Audio By Carbonatix
The Local Government Service Association of Physical Planners (LoGSAPP) has expressed strong opposition to proposals to merge Development Planning Units and Physical Planning Departments at the local government level, warning that the move could worsen Ghana’s urban development challenges.
According to the association, the proposal is based on the flawed assumption that development planning and physical planning are interchangeable. LoGSAPP insists the two are distinct professional disciplines with different mandates, skills, and outcomes, and treating them as one would undermine effective planning.
In a statement, the association explained that physical planning is a specialized, spatially driven profession focused on land-use planning, urban design, development control, and environmental management, while development planning is largely socio-economic, dealing with policy formulation, budgeting, and programme coordination.

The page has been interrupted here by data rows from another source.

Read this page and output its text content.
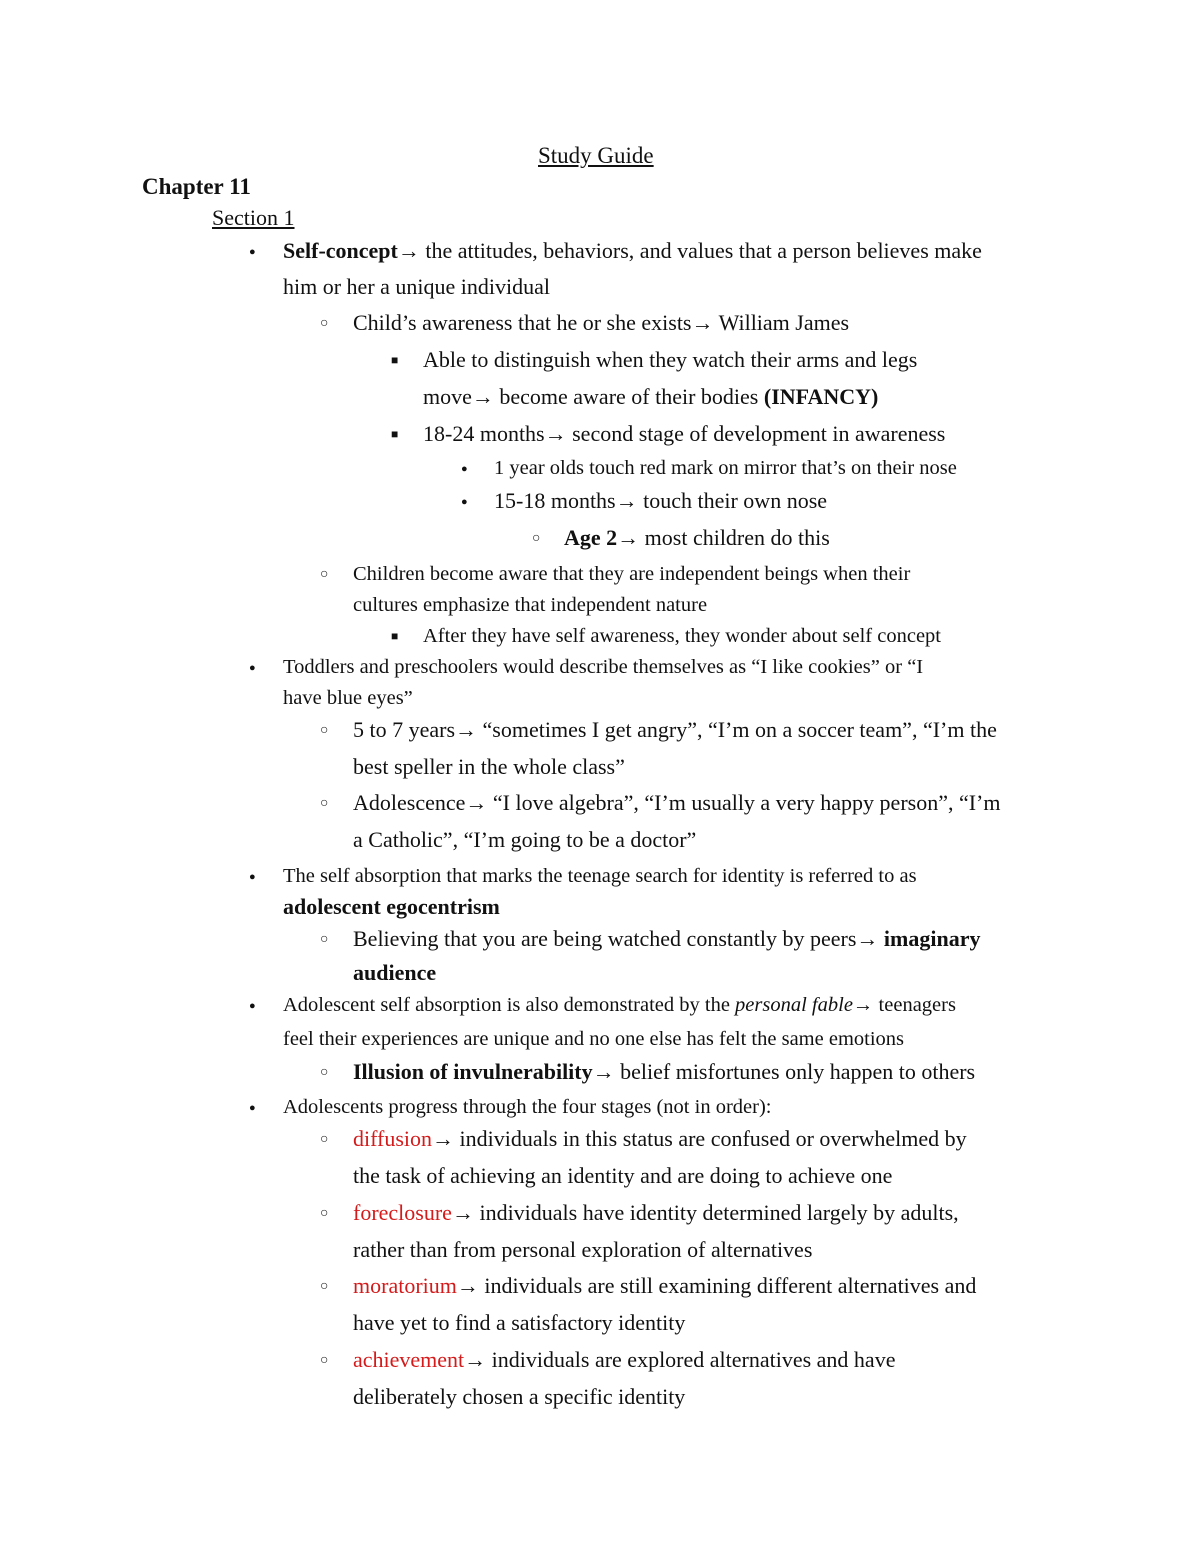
Study Guide
Chapter 11
Section 1
●
Self-concept→ the attitudes, behaviors, and values that a person believes make
him or her a unique individual
○
Child’s awareness that he or she exists→ William James
■
Able to distinguish when they watch their arms and legs
move→ become aware of their bodies (INFANCY)
■
18-24 months→ second stage of development in awareness
●
1 year olds touch red mark on mirror that’s on their nose
●
15-18 months→ touch their own nose
○
Age 2→ most children do this
○
Children become aware that they are independent beings when their
cultures emphasize that independent nature
■
After they have self awareness, they wonder about self concept
●
Toddlers and preschoolers would describe themselves as “I like cookies” or “I
have blue eyes”
○
5 to 7 years→ “sometimes I get angry”, “I’m on a soccer team”, “I’m the
best speller in the whole class”
○
Adolescence→ “I love algebra”, “I’m usually a very happy person”, “I’m
a Catholic”, “I’m going to be a doctor”
●
The self absorption that marks the teenage search for identity is referred to as
adolescent egocentrism
○
Believing that you are being watched constantly by peers→ imaginary
audience
●
Adolescent self absorption is also demonstrated by the personal fable→ teenagers
feel their experiences are unique and no one else has felt the same emotions
○
Illusion of invulnerability→ belief misfortunes only happen to others
●
Adolescents progress through the four stages (not in order):
○
diffusion→ individuals in this status are confused or overwhelmed by
the task of achieving an identity and are doing to achieve one
○
foreclosure→ individuals have identity determined largely by adults,
rather than from personal exploration of alternatives
○
moratorium→ individuals are still examining different alternatives and
have yet to find a satisfactory identity
○
achievement→ individuals are explored alternatives and have
deliberately chosen a specific identity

LoGSAPP argued that Ghana’s major urban problems—such as flooding, congestion, informal settlements, environmental degradation, and unsafe developments—are primarily spatial in nature and stem from weak spatial planning and poor development control rather than a lack of socio-economic policies.
The association also pointed to the longstanding neglect of Physical Planning Departments, which remain under-resourced, understaffed, and poorly equipped, with some districts having no physical planners at all. It warned that merging the departments would further marginalize spatial planning and weaken enforcement.
Citing staffing imbalances, LoGSAPP noted that there are about 400 spatial planners in Metropolitan, Municipal and District Assemblies (MMDAs) compared to over 1,000 socio-economic planners nationwide, making it likely that socio-economic planning would dominate in any merged department.
LoGSAPP is therefore calling for reforms that strengthen spatial planning rather than merge the two units, emphasizing investment in qualified physical planners, institutional authority, and enforcement capacity.
The association maintained that sustainable urban development in Ghana depends on protecting professional boundaries and strengthening spatial expertise—not merging fundamentally different planning disciplines.